Les villes ont elles une personnalité ? Mulhouse aussi ? Pour l’avoir un temps intimement fréquentée, je dirais, avec un brin de subjectivité, qu’elle me rappelle ces gens qui s’affichent « modestes », ne cessent de se dévaloriser, se disent incompétents, ignorants,… mais se pensent malgré tout uniques. C’est le complexe d’infériorité mulhousien… qui vient de loin.
Pertes de repères
Alliée aux Suisses, bastion avancé de Bâle, l’ancienne Freie Reichsstadt bénéficiait d’une position géographique unique entre Rhin et Rhône, aux portes du marché français. Des industriels helvétiques s’y sont fixés pour inonder le marché français de ces indiennes dont raffolaient les élégantes françaises du 18e siècle. Pour élargir leurs débouchés, leurs rejetons ont négocié un rattachement à la France. Adieu la vénérable République ! Adieu un passé glorieux,… Bonjour l’obscure Sous-Préfecture en marge du Royaume de France !
La Manchester française, pionnière de la révolution industrielle, sera quasiment privatisée par les industriels. La masse laborieuse des régions alentour favorise la multiplication des usines et une véritable explosion démographique. Dans le vertige de la modernité, les industriels, également édiles de la ville, aménagent l’espace et multiplient des cités ouvrières autour de leurs usines. Eux-mêmes désertent la ville pour les pentes du Rebberg, au-dessus des fumées de la ville, loin des masses prolétaires, immigrés francophones et catholiques. Après avoir couvert les belles eaux de l’Ill, ils laissent en bas quelques bâtiments voués à la bureaucratie, quelques projets urbains inachevés. Adieu la substance d’une ville ! Bonjour la ville banlieue, sans âme !
Horizons rétrécis
En 1904, Auguste Dollfus écrit dans la notice nécrologique de Paul Heilmann-Ducommun : « Trois quarts de siècle nous séparent de l’époque où la prospérité de notre région a commencé à se fonder sur des bases sérieuses, et déjà aucun de ces hommes qui ont vu ces temps anciens n’est plus… À la génération qui a su penser et vouloir, qui a su trouver les voies nouvelles, a succédé la génération moins grande et moins forte qui, pendant un temps du moins et dans une certaine mesure, a joui parce qu’ils ont souffert, s’est reposée parce qu’ils ont agi.«
Comme une entreprise peinant à trouver des repreneurs et, faute de mieux, devient une SCOP, gérée avec prudence, sans génie, ni perspectives, Mulhouse, orpheline de ses pionniers industriels, se jette dans les bras d’une social-démocratie gestionnaire. A l’issue des deux longs mandats d’Auguste Wicky et Émile Muller, la glorieuse industrie mulhousienne agonise. Il ne reste à leurs successeurs et à Mulhouse que la nostalgie d’un passé textile glorieux et quelques musées techniques.

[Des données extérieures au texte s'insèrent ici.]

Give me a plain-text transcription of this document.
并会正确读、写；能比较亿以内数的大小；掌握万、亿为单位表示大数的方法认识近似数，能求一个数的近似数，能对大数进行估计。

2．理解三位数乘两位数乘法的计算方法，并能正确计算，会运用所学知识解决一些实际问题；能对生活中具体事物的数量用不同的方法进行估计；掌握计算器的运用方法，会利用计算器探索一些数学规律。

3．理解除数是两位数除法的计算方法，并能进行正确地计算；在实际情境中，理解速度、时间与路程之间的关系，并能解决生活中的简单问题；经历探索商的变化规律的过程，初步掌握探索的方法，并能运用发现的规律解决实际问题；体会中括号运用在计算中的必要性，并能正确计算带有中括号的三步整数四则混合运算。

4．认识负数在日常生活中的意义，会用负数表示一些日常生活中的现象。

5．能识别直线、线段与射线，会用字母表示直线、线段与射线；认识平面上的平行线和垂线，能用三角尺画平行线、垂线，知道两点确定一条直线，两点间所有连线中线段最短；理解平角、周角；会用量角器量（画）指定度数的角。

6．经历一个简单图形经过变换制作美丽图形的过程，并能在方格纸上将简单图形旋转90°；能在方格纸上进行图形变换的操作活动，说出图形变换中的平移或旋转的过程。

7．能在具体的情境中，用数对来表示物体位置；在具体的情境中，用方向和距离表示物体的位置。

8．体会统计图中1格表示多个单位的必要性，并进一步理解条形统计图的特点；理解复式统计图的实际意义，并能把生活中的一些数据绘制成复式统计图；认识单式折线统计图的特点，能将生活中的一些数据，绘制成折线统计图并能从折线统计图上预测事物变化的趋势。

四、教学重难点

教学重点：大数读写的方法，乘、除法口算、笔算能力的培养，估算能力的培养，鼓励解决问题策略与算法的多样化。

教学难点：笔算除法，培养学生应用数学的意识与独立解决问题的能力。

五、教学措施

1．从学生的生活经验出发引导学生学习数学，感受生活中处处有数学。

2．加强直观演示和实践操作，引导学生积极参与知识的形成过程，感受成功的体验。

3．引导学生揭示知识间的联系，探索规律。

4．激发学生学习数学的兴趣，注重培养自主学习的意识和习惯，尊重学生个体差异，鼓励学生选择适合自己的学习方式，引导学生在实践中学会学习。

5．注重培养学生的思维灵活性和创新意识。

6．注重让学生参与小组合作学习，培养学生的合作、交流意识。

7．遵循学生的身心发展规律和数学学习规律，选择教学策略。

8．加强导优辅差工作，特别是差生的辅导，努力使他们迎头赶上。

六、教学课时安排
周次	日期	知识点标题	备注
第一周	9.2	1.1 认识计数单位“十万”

Depuis trop longtemps, on y conserve, on se sous-estime, on n’ose pas. On aurait dû, comme Toulon, obtenir la Préfecture. On aurait dû voir grand, œuvrer pour le développement de l’axe Bâle, Mulhouse Colmar et jouer pleinement le rôle de métropole du Sud-Alsace. On a juste géré, amélioré, rénové, créé des zones d’activités qui ont parachevé le vide d’un centre-ville riquiqui, quelques rues à peine animées. Mulhouse a le talent des projets avortés et inachevés. Le comble ! On a banni son centre culturel emblématique en marge du centre, dans une zone d’industries mortes et de casernes vides. Parce que personne, à commencer par les politiques, n’a cru en Mulhouse.
Conclusion : Et voilà pourquoi notre Mulhouse ne peut point avoir d’orgueil.
Maintenant, relativisons un peu : Mulhouse bénéficie également du complexe alsacien, lui même une version alambiquée du complexe allemand… Mais ceci est une autre histoire.